Manual drilling was introduced into Guinea over the last three years. Previously there was no knowledge or experience of these technologies. About 50 manually drilled wells have been constructed to date, primarily for community water supplies. Although there are considerable funds available for further promotion of the technology, particularly through UNICEF, there is need to consolidate the experiences to date before moving on to another next phase of training and construction. It is also very important that the national government agencies responsible for rural water supplies as well as the local governments are given the opportunity to learn more about manual drilling technologies, including their potential and risks.
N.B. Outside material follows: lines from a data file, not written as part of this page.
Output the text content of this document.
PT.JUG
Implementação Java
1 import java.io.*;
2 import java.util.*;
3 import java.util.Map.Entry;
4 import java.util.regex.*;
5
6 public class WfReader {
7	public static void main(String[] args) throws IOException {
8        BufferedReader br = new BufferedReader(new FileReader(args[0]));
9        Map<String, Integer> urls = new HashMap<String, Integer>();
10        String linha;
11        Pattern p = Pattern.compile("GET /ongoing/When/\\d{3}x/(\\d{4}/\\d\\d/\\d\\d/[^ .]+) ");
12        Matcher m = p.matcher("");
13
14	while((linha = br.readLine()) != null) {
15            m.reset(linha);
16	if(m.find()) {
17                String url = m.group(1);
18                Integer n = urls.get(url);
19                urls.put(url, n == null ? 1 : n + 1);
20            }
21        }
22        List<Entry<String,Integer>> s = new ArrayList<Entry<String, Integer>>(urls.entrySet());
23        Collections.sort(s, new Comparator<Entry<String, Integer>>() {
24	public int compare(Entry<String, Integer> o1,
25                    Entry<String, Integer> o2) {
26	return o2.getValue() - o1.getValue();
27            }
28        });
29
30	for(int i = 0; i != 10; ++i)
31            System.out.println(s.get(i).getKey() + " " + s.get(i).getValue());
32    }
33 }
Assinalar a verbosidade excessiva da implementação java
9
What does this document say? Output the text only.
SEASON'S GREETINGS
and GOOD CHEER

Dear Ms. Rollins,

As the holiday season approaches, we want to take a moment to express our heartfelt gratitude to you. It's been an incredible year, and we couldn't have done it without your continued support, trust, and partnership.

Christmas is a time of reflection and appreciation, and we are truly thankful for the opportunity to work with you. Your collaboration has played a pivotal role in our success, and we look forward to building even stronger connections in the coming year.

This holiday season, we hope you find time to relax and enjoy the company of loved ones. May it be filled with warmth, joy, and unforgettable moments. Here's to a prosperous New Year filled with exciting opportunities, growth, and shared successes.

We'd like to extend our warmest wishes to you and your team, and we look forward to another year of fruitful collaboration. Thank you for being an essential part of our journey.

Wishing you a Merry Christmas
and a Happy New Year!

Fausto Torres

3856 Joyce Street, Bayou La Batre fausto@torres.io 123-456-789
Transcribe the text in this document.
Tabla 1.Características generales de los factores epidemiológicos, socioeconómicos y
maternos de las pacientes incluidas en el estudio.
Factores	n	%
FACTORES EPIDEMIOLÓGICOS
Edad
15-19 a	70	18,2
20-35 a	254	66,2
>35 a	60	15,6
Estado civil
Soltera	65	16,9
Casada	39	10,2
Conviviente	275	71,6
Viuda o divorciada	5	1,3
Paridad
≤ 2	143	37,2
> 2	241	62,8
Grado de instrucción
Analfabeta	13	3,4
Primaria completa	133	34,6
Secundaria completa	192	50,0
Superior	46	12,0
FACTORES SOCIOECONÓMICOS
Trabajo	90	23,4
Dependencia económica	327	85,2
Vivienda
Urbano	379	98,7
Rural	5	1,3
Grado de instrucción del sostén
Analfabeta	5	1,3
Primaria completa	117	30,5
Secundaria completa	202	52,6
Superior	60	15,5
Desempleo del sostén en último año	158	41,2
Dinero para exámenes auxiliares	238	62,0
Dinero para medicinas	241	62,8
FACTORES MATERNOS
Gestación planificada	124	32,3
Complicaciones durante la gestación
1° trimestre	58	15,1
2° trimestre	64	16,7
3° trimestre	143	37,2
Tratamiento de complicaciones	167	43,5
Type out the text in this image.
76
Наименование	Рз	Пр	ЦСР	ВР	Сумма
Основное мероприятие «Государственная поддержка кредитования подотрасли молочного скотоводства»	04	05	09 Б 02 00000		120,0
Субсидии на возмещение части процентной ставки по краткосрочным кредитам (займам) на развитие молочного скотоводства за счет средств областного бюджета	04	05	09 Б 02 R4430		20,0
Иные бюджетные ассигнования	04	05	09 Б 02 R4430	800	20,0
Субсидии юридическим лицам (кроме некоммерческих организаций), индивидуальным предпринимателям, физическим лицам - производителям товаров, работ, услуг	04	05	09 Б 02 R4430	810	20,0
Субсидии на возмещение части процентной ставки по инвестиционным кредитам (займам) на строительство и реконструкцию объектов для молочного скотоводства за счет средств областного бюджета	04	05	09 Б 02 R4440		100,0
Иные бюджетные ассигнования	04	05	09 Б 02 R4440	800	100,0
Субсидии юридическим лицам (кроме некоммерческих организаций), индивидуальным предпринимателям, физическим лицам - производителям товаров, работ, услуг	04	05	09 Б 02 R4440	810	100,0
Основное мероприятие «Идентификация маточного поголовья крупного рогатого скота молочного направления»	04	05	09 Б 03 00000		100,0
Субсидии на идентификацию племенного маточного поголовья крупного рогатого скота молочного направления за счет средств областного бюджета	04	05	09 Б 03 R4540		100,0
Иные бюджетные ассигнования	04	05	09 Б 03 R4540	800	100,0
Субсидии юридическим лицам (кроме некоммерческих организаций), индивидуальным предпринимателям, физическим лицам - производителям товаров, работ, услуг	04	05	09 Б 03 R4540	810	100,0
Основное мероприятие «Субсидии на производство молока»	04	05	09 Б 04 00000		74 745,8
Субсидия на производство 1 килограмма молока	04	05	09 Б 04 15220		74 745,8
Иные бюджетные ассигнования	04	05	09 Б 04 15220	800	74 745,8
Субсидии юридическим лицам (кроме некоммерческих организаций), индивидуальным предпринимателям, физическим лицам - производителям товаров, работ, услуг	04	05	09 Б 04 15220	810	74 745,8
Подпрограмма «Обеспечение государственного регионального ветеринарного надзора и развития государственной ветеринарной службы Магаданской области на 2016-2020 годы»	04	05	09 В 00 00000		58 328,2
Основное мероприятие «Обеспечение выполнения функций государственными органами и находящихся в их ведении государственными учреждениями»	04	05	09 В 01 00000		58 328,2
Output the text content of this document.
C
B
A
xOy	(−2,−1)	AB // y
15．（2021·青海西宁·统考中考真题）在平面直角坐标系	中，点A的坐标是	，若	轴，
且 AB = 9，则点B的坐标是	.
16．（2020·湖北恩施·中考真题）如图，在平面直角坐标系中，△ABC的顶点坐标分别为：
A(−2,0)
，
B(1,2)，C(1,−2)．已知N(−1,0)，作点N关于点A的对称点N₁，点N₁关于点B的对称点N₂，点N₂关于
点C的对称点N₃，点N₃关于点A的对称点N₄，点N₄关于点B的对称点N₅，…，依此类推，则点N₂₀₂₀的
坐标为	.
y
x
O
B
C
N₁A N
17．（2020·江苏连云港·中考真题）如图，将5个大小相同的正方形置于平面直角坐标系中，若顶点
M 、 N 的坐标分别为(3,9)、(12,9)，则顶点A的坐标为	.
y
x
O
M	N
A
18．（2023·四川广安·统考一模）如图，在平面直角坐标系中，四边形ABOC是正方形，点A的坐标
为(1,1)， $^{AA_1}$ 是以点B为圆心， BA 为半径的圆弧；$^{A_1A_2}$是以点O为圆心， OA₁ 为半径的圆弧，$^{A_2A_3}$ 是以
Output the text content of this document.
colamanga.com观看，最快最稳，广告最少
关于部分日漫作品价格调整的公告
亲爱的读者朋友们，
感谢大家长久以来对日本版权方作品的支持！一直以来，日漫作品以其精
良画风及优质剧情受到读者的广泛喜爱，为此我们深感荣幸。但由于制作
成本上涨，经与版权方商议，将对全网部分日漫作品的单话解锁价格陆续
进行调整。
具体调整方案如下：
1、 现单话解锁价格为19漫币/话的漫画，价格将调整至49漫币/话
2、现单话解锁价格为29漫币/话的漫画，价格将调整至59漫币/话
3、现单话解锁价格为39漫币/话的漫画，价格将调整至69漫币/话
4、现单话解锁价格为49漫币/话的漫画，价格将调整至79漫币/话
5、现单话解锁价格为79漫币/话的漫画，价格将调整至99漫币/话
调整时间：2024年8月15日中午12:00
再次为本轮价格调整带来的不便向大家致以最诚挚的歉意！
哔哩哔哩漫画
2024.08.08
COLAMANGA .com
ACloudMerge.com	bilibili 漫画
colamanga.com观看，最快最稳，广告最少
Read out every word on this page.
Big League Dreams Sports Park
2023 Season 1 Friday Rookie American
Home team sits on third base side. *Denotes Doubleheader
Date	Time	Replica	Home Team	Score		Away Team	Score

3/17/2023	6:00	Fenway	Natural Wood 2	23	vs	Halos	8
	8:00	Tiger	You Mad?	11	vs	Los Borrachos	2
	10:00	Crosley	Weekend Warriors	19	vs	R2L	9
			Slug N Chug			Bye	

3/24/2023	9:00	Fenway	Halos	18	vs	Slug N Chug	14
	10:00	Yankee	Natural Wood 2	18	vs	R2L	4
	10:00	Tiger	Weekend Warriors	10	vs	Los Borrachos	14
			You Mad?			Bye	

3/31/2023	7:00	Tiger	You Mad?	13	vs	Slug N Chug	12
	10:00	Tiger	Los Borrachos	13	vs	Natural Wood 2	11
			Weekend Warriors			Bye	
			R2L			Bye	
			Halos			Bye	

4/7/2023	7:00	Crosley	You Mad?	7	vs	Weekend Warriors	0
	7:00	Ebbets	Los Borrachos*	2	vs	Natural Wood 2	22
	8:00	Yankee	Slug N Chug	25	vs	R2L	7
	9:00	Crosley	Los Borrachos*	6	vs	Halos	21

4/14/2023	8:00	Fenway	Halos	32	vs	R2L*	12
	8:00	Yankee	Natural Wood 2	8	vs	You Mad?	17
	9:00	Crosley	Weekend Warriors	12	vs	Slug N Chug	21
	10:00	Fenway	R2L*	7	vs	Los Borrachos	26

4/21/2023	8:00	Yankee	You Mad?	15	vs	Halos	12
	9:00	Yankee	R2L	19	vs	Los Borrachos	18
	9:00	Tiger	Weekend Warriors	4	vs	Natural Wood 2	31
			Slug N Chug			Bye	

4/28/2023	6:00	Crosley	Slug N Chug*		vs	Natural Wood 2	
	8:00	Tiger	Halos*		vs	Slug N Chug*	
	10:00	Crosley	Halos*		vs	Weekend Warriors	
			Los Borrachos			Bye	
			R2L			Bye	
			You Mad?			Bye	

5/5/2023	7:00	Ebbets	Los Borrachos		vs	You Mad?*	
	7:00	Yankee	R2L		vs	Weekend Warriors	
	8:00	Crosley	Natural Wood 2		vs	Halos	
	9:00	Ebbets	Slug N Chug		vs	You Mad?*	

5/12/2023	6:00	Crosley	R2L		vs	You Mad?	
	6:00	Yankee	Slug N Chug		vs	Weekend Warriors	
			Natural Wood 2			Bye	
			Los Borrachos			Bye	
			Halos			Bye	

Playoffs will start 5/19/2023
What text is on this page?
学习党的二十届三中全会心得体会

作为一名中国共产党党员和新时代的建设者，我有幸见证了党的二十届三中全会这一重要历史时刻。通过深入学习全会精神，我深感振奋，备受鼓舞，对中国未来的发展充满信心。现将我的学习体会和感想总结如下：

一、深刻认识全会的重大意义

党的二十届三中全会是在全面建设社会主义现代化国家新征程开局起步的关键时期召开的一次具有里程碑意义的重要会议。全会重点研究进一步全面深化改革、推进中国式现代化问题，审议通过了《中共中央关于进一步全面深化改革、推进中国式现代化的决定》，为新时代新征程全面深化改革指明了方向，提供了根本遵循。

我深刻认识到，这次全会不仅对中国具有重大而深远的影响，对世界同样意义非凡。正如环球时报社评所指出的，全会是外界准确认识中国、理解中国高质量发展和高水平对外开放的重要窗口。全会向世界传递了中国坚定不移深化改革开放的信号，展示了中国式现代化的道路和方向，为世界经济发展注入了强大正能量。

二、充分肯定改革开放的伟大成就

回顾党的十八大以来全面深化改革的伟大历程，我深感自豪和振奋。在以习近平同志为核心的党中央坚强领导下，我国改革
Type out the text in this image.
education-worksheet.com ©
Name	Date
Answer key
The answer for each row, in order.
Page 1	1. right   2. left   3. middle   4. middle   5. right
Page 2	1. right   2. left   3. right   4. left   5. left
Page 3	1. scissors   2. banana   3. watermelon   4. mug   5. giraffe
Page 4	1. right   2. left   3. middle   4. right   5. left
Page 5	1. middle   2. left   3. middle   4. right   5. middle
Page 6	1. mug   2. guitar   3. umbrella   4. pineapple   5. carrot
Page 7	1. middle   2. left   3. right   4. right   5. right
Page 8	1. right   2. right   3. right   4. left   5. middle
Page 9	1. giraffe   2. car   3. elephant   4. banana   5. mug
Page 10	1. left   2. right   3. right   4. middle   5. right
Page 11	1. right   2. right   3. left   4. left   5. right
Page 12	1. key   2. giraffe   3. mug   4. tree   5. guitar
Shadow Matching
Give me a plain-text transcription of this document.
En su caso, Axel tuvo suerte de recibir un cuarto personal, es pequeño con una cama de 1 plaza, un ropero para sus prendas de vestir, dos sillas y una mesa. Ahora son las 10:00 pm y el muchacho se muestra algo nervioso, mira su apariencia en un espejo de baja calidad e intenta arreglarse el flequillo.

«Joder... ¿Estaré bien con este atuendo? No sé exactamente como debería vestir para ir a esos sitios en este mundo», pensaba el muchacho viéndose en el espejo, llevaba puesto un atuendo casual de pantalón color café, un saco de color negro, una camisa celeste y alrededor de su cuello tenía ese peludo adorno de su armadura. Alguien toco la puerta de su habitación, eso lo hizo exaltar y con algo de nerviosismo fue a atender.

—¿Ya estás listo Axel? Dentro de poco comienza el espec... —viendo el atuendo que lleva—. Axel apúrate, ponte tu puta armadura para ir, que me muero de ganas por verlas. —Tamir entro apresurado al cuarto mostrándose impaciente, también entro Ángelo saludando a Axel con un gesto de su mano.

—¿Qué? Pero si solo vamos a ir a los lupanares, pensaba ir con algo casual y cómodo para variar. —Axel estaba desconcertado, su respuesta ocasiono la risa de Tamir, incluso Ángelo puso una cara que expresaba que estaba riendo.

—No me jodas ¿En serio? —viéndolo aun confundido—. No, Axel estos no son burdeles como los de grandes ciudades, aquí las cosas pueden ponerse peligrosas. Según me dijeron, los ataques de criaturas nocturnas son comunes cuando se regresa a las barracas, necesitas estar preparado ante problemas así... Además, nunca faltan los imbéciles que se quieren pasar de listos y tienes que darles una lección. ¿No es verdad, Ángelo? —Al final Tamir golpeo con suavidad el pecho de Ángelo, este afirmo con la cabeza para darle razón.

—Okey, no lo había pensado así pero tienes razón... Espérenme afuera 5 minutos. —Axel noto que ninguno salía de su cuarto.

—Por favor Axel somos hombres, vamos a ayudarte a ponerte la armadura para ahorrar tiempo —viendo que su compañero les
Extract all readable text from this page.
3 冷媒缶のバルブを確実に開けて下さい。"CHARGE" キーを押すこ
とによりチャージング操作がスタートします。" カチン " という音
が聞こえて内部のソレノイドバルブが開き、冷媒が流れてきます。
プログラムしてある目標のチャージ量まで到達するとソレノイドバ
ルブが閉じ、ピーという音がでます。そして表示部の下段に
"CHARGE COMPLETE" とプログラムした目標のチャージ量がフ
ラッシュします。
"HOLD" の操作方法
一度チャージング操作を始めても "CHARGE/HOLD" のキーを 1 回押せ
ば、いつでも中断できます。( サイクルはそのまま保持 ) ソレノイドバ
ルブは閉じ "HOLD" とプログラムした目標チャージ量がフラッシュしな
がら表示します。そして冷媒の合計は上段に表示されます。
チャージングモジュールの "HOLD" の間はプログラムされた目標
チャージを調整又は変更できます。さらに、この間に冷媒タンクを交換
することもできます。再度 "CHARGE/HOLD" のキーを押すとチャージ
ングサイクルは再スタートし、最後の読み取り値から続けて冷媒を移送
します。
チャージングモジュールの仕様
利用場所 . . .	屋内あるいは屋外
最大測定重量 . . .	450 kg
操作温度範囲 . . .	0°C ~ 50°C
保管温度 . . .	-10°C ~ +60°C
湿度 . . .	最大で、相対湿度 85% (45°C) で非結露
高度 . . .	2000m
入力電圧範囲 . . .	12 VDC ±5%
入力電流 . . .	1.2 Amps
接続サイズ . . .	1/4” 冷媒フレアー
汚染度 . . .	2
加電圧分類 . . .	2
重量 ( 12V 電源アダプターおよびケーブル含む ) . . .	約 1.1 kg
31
It is estimated that up to 1,000 manually drilled wells exist in Malawi. Documentation on what was undertaken in the past is scant. However an initiative by Mzuzu University Centre of Excellence in Water and Sanitation SMART Centre in Northern Malawi commenced in 2012, with 50 manually drilled wells constructed by mid-2013. Businesses are being trained in both technical and business aspects of manual drilling. The national water policy does not specifically refer to manual drilling, but the 2012 Sector Performance Report recommends low cost drilling technologies as well as self supply approaches. Download the summary from:
In the 1980’s and early 1990’s manual drilling in Uganda meant hand augering, using the Vonder rig. It was popular and successful. However, its limited technical capability (i.e. inability to drill laterite) coupled with privatisation, inadequate supervision and competition from small machine rigs meant that it became less popular and had fallen out of use by the late 1990’s. Since then, other improved manual drilling techniques have been introduced by various organisations. None of these have managed to move much beyond testing or piloting. The most encouraging manual drilling initiative today is the training of enterprises in Gulu in a project financed by World Vision. However it is still too early to see whether there will be widespread uptake. Due to the geology and hydrogeology of the country, manual drilling will be possible in some areas only. For Uganda manual drilling is a niche technology, but perhaps highly suitable in some contexts.